When the JVM starts, it will create and allocate an initial size heap space, which can be specified by JVM parameters. When the heap space is insufficient, the JVM will automatically expand the size of the heap. Heap memory is shared by all threads , so thread safety issues may arise. But usually, Java objects are accessed through references, so there is no need to consider the thread safety of the object itself, but the concurrent access to references.
-
Object instances and arrays stored in heap memory need to be created using the new keyword. If the new keyword is not used, they are stored in stack memory.
-
Object instances include those in Java such as String, ArrayList, and HashMap, as well as custom ones.
-
The heap memory also stores instance variables of objects, such as instance variables such as name and age of the Person class. The static variables of the class are stored in the method area, and they are also shared by all threads.
-
Some basic types of wrapper classes are also stored in the heap memory, such as commonly used wrapper classes Integer, Long, Float, Double, Boolean, Byte, Short, and Character.
The heap memory is logically divided into the new generation and the old generation, and the new generation is divided into Eden area, Survivor1 area and Survivor2 area. The young generation mainly stores objects with a short life cycle, while the old generation mainly stores objects with a long life cycle.

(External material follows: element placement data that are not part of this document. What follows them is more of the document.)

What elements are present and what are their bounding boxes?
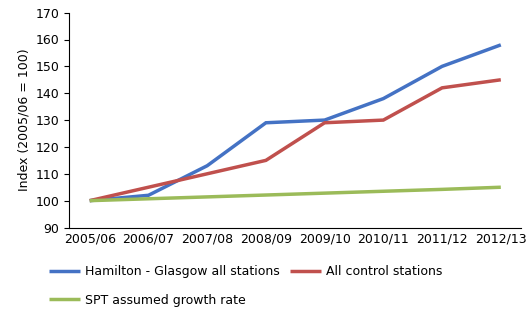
Hamilton - Glasgow all stations [439,64,445,68]
Hamilton - Glasgow all stations [204,164,210,168]
SPT assumed growth rate [321,191,328,195]
SPT assumed growth rate [439,187,445,191]
SPT assumed growth rate [87,199,93,203]
Line: All control stations: All control stations [90,80,501,201]
SPT assumed growth rate [145,197,152,201]
Hamilton - Glasgow all stations [87,199,93,203]
All control stations [321,121,328,125]
Line: SPT assumed growth rate: SPT assumed growth rate [90,187,501,201]
SPT assumed growth rate [497,185,504,189]
Y-axis label: Index (2005/06 = 100): Index (2005/06 = 100) [17,49,30,191]
Line: Hamilton - Glasgow all stations: Hamilton - Glasgow all stations [90,45,501,201]
Hamilton - Glasgow all stations [321,118,328,122]
Hamilton - Glasgow all stations [145,193,152,197]
All control stations [497,78,504,82]
Legend: SPT assumed growth rate: SPT assumed growth rate [49,294,246,307]
All control stations [380,118,387,122]
All control stations [145,185,152,189]
Hamilton - Glasgow all stations [263,121,269,125]
All control stations [204,172,210,176]
All control stations [439,86,445,90]
All control stations [263,159,269,162]
SPT assumed growth rate [263,193,269,197]
SPT assumed growth rate [204,195,210,199]
Legend: Hamilton - Glasgow all stations, All control stations: Hamilton - Glasgow all stations, All con… [49,265,443,278]
Hamilton - Glasgow all stations [497,43,504,47]
SPT assumed growth rate [380,189,387,193]
All control stations [87,199,93,203]
Hamilton - Glasgow all stations [380,97,387,100]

When a Java object is created, it is first allocated in the Eden area. When the Eden area is full, Minor GC garbage collection is triggered, and the surviving objects are copied to the Survivor0 or Survivor1 area. When the Survivor0 area or the Survivor1 area is full, Minor GC will also be triggered to copy the surviving objects to another Survivor area. After multiple GCs, surviving objects are moved to the old generation.
- Method Area
The method area is a memory space used to store relevant information of the loaded class (including class name, access modifier, constant pool, field description, method description, etc.), as well as literals and symbol references in the constant pool. The method area is logically part of the heap.
-
The method area is shared by all threads , created when the JVM starts, and destroyed when the JVM is destroyed. The JVM will adjust the size of the method area by itself according to the actual situation.
-
Constant pools and static variables After jdk8, constant pools and static variables were transferred to Metaspace.
-
The method area is also one of the goals of garbage collection, which mainly recycles useless class information and constants in the constant pool.
- Native Method Stacks
Native methods are methods written in C/C++ or other native languages that are not compiled into bytecode like Java methods, but are compiled into native machine code. The local method stack is similar to the stack memory, and is used to store the call stack of the local method and the local variables of the local method. Native method stacks are also thread-private. When executing a native method, the JVM will create a stack frame in the native method stack to store the parameters and local variables of the native method. Similar to the Java method stack, the stack frame consists of an operand stack and a local variable table, and their functions are the same as the Java method stack.